Evet, sonunda ne yaptık ettik, lig maçlarını ertelemeyi de başardık. Ne oldu da böyle oldu?..
Efendim, Teleon, borçlarını ödemedi.
Olabilir, Teleon'un yaptığı hesap çarşıya uymamıştır, kazanmayı düşündüğü parayı kazanamamıştır.
Çekilir, gider.
Gerçi bu yüzden de, vatandaşın evi "dekoder mezarlığına" dönüşüyor, zavallı tüketici istemeden durmadan dekoder tasarruf eder hale düşüyor ama hadi bu konuyu geçelim...
Peki federasyon denilen ucube, niye doğru dürüst bir ihale yapamıyor?
Çünkü, lig maçlarına biçtikleri değer, ödenecek bir değer değil de ondan...
Neymiş efendim, futbol kulüplerimiz bu paraya muhtaçmış, kulüpler bu para ile geçinip gidiyormuş...
Peki kardeşim, bu kadar parayı ödeyecek işadamı da, aptal mı, bir çuval parayı bastırsın federasyona...
Biçtikleri fiyatı biliyorsunuz, yaklaşık 500 milyon dolar!..
Bu parayı verecek işadamına, gidip bir bankayı soymaktan başka seçenek kalmıyor!..
Diyeceksiniz ki, alacağı reklamlarla bu parayı çıkartır!..

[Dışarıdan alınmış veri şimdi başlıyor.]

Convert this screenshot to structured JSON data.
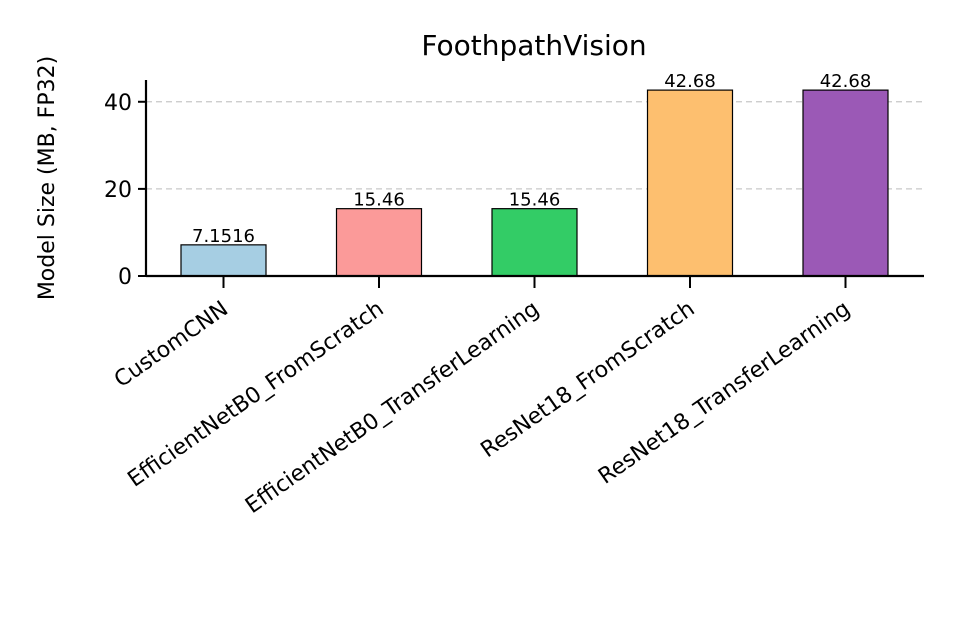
{
  "chart_data": {
    "type": "bar",
    "title": "FoothpathVision",
    "xlabel": "",
    "ylabel": "Model Size (MB, FP32)",
    "categories": [
      "CustomCNN",
      "EfficientNetB0_FromScratch",
      "EfficientNetB0_TransferLearning",
      "ResNet18_FromScratch",
      "ResNet18_TransferLearning"
    ],
    "values": [
      7.1516,
      15.46,
      15.46,
      42.68,
      42.68
    ],
    "value_labels": [
      "7.1516",
      "15.46",
      "15.46",
      "42.68",
      "42.68"
    ],
    "colors": [
      "#a6cee3",
      "#fb9a99",
      "#33cc66",
      "#fdbf6f",
      "#9b59b6"
    ],
    "ylim": [
      0,
      45
    ],
    "yticks": [
      0,
      20,
      40
    ],
    "grid": "y-dashed",
    "legend": "none"
  }
}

Çıkartabilseydi, Teleon çıkartırdı.
Türkiye'nin bütün reklam pastası zaten 1 milyar küsur dolar...
Bu ihaleye 500 milyon dolar odemeyi taahhüt edecek yayıncılık firmasının, Türkiye'nin neredeyse reklam pastasının yarısını toplamayı "hayal etmesi" gerekir ki, bundan da büyük saçmalık olmaz.
Bence, Türkiye'nin bu ekonomik darlığında, bu para sıkıntısında lig maçlarının yayınına çıkartılan bu 500 milyon dolar civarındaki bedel, çok yüksek...
Çözüm bu bedelin makul bir seviyeye çekilmesinde yatıyor.
Yoksa, federasyondaki "büyük baş"ların bulduğu ligleri ertelemek çözüm falan değil...
Sonuçta ne oluyor.
Vatandaş, kendi ligini seyredemiyor, futbolcular da oyunlarını oynayamıyorlar...
Bu mu yöneticilik diye sormazlar mı, federasyonun başında oturan Ulusoy Beyfendi hazretlerine!.. Tabii ki sorarlar!
Ama ne cevap verebilir ki!
"Geçenlerde bir banka için dile getirdiğiniz türden haksızlıklar, İş Bankası tarafından da yapılmaktadır.
Aşağıda banka hesap cüzdanımın fotokopisini fakslıyorum.
Burada da görüleceği gibi, hesabımdan muhtelif tarihlerde toplam 15 milyon 750 bin lira para çekilmiş.
'Yıllık'adı altında alınmış bu paranın ne için ve hangi hizmet karşılığında alındığını banka yetkilileri açıklayamamışlardır.
Yıllık adıyla alınan bu paranın yasal olup olmadığı da düşündürücüdür.
Yasal ise, bunu her banka aklına estiği miktarda mı almaktadır?
Üstelik müşterinin onayı alınmadan direkt olarak hesabından çekilmektedir. 'Yıllık' adı verilen bu ücreti Yapı Kredi Bankası '2 milyon lira' olarak tahsil etmektedir. Şayet bu ücret doğru ise İş Bankası bunun 8 katını almaktadır.
İş Bankası'nın mudi sayısı düşünülecek olunursa, çok büyük bir rakam banka tarafından müşterinin onayı alınmadan hesaplarından çekilmektedir. Böyle bir olay dünyanın hiçbir demokratik ülkesinde görülemez. Bu şikayetime köşenizde yer verirseniz, çok memnun olacağım"
Okurumuz kendisinden alınan para için en azından "insanca" bir tanım bekliyor!.
Bunda da haksız olduğunu düşünmüyorum.
Bankalar, çeşitli hizmetler veriyorlar. Ama bu hizmetlerin bedellerini müşterilerine açıklama zahmetine de katlanmak zorundalar.